A couple of weeks ago, Sadie Baker made the following comment in a diary by Chris:
The NRA is a money laundering operation for arms dealers. They pay Congress to keep gun laws loose so they can sell guns to criminals, and then sell guns to people who are afraid of criminals. It is a bottomless pit of money. Our side has never had, and never will have, a similar source of revenue.
"Not a new thought, but a far too-uncommon one--and SO well expressed," I wrote to her, and asked her to elaborate about how came to see this so clearly. In response, she wrote:
The way I figured this out is because of the gunshow loophole. And I became aware of the gunshow loophole when I had a friend going through a divorce. Her soon-to-be-ex-husband was a convicted felon who always had as many guns as he wanted, and it was a scary time. From my friend I learned that her husband bought guns at gunshows, and from individuals (one of them a marshal!) and sometimes from ads in the paper or on ebay. I realized that rhetoric to the contrary, there are no gun laws worth speaking of in this country.
Everything else comes from stuff I read, and of course now I can't lay my hands on exactly what I read when or where. But to summarize:
Gun manufacturers do market research the same as every other manufacturer in the world. They know that the legitimate market for their product in the US is x, yet they consistently produce something like 3x, why?
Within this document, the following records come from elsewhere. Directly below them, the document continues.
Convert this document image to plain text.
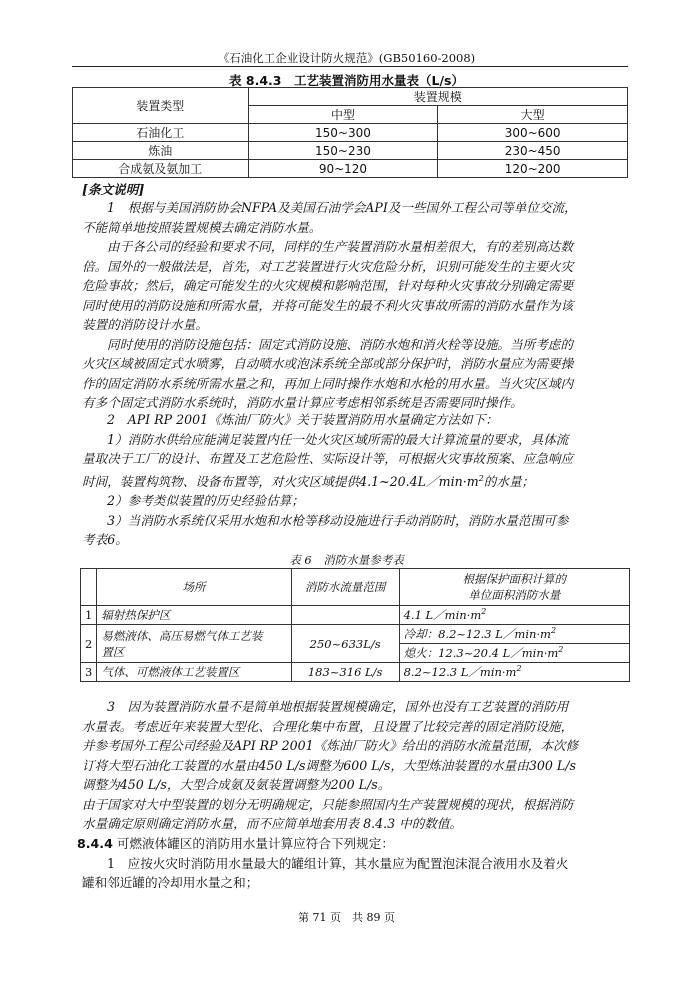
《石油化工企业设计防火规范》(GB50160-2008)
表 8.4.3　工艺装置消防用水量表（L/s）
装置类型	装置规模	
	中型	大型
石油化工	150~300	300~600
炼油	150~230	230~450
合成氨及氨加工	90~120	120~200
[条文说明]

1　根据与美国消防协会NFPA及美国石油学会API及一些国外工程公司等单位交流，

不能简单地按照装置规模去确定消防水量。

由于各公司的经验和要求不同，同样的生产装置消防水量相差很大，有的差别高达数

倍。国外的一般做法是，首先，对工艺装置进行火灾危险分析，识别可能发生的主要火灾

危险事故；然后，确定可能发生的火灾规模和影响范围，针对每种火灾事故分别确定需要

同时使用的消防设施和所需水量，并将可能发生的最不利火灾事故所需的消防水量作为该

装置的消防设计水量。

同时使用的消防设施包括：固定式消防设施、消防水炮和消火栓等设施。当所考虑的

火灾区域被固定式水喷雾，自动喷水或泡沫系统全部或部分保护时，消防水量应为需要操

作的固定消防水系统所需水量之和，再加上同时操作水炮和水枪的用水量。当火灾区域内

有多个固定式消防水系统时，消防水量计算应考虑相邻系统是否需要同时操作。

2　API RP 2001《炼油厂防火》关于装置消防用水量确定方法如下：

1）消防水供给应能满足装置内任一处火灾区域所需的最大计算流量的要求，具体流

量取决于工厂的设计、布置及工艺危险性、实际设计等，可根据火灾事故预案、应急响应

时间，装置构筑物、设备布置等，对火灾区域提供$4.1\sim 20.4L/\min\cdot m^2$的水量；

2）参考类似装置的历史经验估算；

3）当消防水系统仅采用水炮和水枪等移动设施进行手动消防时，消防水量范围可参

考表6。

表 6　消防水量参考表
	场所	消防水流量范围	根据保护面积计算的
单位面积消防水量

1	辐射热保护区		4.1 $L/\min\cdot m^2$
2	易燃液体、高压易燃气体工艺装
置区	250~633L/s	冷却：8.2~12.3 $L/\min\cdot m^2$
			熄火：12.3~20.4 $L/\min\cdot m^2$
3	气体、可燃液体工艺装置区	183~316 L/s	8.2~12.3 $L/\min\cdot m^2$

3　因为装置消防水量不是简单地根据装置规模确定，国外也没有工艺装置的消防用

水量表。考虑近年来装置大型化、合理化集中布置，且设置了比较完善的固定消防设施，

并参考国外工程公司经验及API RP 2001《炼油厂防火》给出的消防水流量范围，本次修

订将大型石油化工装置的水量由450 L/s调整为600 L/s，大型炼油装置的水量由300 L/s

调整为450 L/s，大型合成氨及氨装置调整为200 L/s。

由于国家对大中型装置的划分无明确规定，只能参照国内生产装置规模的现状，根据消防

水量确定原则确定消防水量，而不应简单地套用表 8.4.3 中的数值。

8.4.4 可燃液体罐区的消防用水量计算应符合下列规定：

1　应按火灾时消防用水量最大的罐组计算，其水量应为配置泡沫混合液用水及着火

罐和邻近罐的冷却用水量之和；

第 71 页　共 89 页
The store that sold the DC sniper his guns had been under investigation for years because the owner kept "losing" guns and having them "stolen," consistently, yet the ATF was helpless to shut him down because the laws required him to be given second chance after second chance.
If you talk to any gun afficiando anywhere, they always claim their arsenals are for protection. They need them because criminals have guns! Also they oppose any sort of sensible gun laws because they "know" criminals will get guns anyway, and only honest people like themselves will be disarmed.
They even oppose things like fingerprinting guns, on the argument that "criminals will file the borings away," nevermind the fact that most burglars don't wear gloves and most rapists don't use condoms. In other words, although most criminals can protect themselves from basic forensics they still don't. And we don't [use] that as an argument to take away other kinds of forensics. So who does the lack of fingerprinting protect, anyway? Not honest people since they aren't the ones commiting crimes. The only ones it protects are the dirty dealers who knowingly and deliberately sell to criminals.
Then I ran across someone somewhere who called the NRA "the gun manufacturers lobby" and it clicked.
This is a great example of plain old common sense thinking that virtually impossible because of rightwing hegemony--hegemony defined as "ideology in drag as common sense." To put it more exactly, it's an example of how hegemony displaces and replaces common sense, and it does so by creating a fantasy world, which has its own common sense.
The fantasy is a powerful one, because it's all tangled up in male sexual insecurity, which goes right to the core of male identity. And, of course, you can't talk about that, because the insecurity is extreme that it can't tolerate the least little chance of being looked at. But you can talk about the material mechanism by which the fears are stoked that feed on that insecurity to make it a major, debilitating aspect of our nation's political economy. And that's just what Sadie did.
I've often encountered people who say that liberals need to get over it, and that gun-owners often agree with us on everything except guns.
But that's like saying that Lieberman is with us on everything but the war. For one thing, liberals as a whole have never really been about taking away people's guns in the way the NRA propaganda would have it. The "R" in NRA stands for "rifle", as in hunting rifle, a part of rural culture. But a classic gun control group is Handgun Control--focused on an urban crime problem. Two completely different matters.
Of course, they aren't different for the NRA, because "The NRA is a money laundering operation for arms dealers." But the gunowners who support the NRA are its dupes--and are such because it knows so well how to play on their insecurities, and those ontological insecurities are far more important to them than any of the other issues that they may agree with us on.
The most important thing about anyone's politics is not their position on any one issue. The most important thing about anyone's politics is what fantasy they are living in--and why.